Osotogari stands for "Major Outside Reaping." It is part of the 1st
Kyo of throws and is considered a leg throw
Although I came into the class at a time when Tomoenage was being taught, the
next class featured randori practice and Park sensei took me aside and worked on
kuzushi and this throw--Osotogari--and another--Ippon
The basic Osotogari involves breaking your opponent's balance, stepping in
with your left leg just past your opponent's right leg, then sweeping your
opponent's right leg with your own while pressing backward on his upper body
with your arm.
Several key points:
- Don't lean back as you move in. Keep your body slightly tilted
forward, leading with head and shoulder.
- The direction of the throw is a line perpendicular to your opponent's
feet. That's the direction it's easiest to throw them.
- It seemed odd, but Park sensei said to break the opponent's balance by
pulling, even though the direction of the throw will be away from you.
It seemed odd, but it seems to work.
- Make sure you get in far enough. Your hip should be close to your
opponent's hip before you start to sweep.
- Bring you hand holding your opponent's collar up and forward as you
sweep. If you can push against the jawline you'll get better leverage
and your opponent will go over easier.
- Direction, direction, direction. Make sure your sweep is coming back
in the same line but reversed direction with the push of your hands and
- When you swing your leg forward, point the toe, then keep it pointed as
you sweep. That way your heel makes a little "hook" that
makes it more difficult for your opponent to slip out of the sweep.
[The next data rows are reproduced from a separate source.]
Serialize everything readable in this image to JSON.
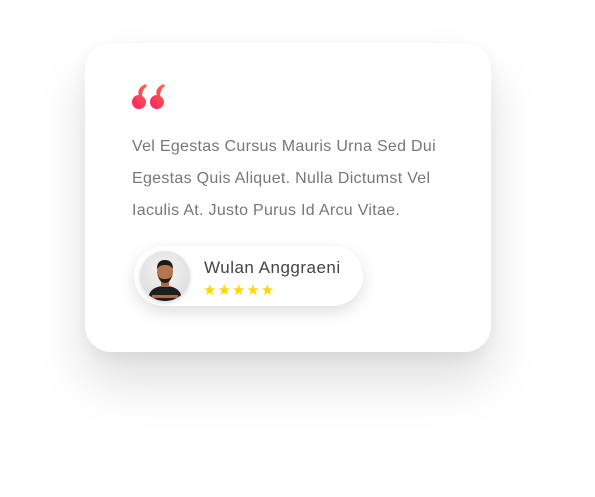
{
  "testimonial": {
    "quote_icon": "quote-open-icon",
    "text": "Vel Egestas Cursus Mauris Urna Sed Dui Egestas Quis Aliquet. Nulla Dictumst Vel Iaculis At. Justo Purus Id Arcu Vitae.",
    "author": "Wulan Anggraeni",
    "rating": 5,
    "stars": "★★★★★",
    "colors": {
      "quote_gradient": [
        "#ff1f6b",
        "#ff6a3d"
      ],
      "star": "#ffd600"
    }
  }
}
In other classes, we dealt with continuing action from a failed Osotogari.
Two main continuations were considered.
- First, if the opponent steps back with their left foot when you come in
for Osotogari, you can still do the Osotogari but the direction is
changed. Since the feet are in a new position you need to redirect the
throw so it is again perpendicular to a line between your opponent's feet.
- Second, if the opponent steps back with their right foot you can
shift to a different throw. In this case we did Sasae
Tsurikomi Ashi, which involves placing your
right foot on the instep of your opponent's left foot and pulling to the
right so that they turn over the foot you have just trapped.
Osotogari can also be done while moving. In fact, this is probably how
you will do it in randori or shiai. When you are moving toward
your opponent and he is moving away from you, take a double-quick step with your
left foot just as your opponent has completed stepping back with his left
foot. This should bring your left foot up alongside his before he can move
it back. If you time it right, you will be making your sweep just as your
opponent is shifting his weight to his back foot. The push, sweep, and his
own backward momentum combine to put him on his back. Over he goes.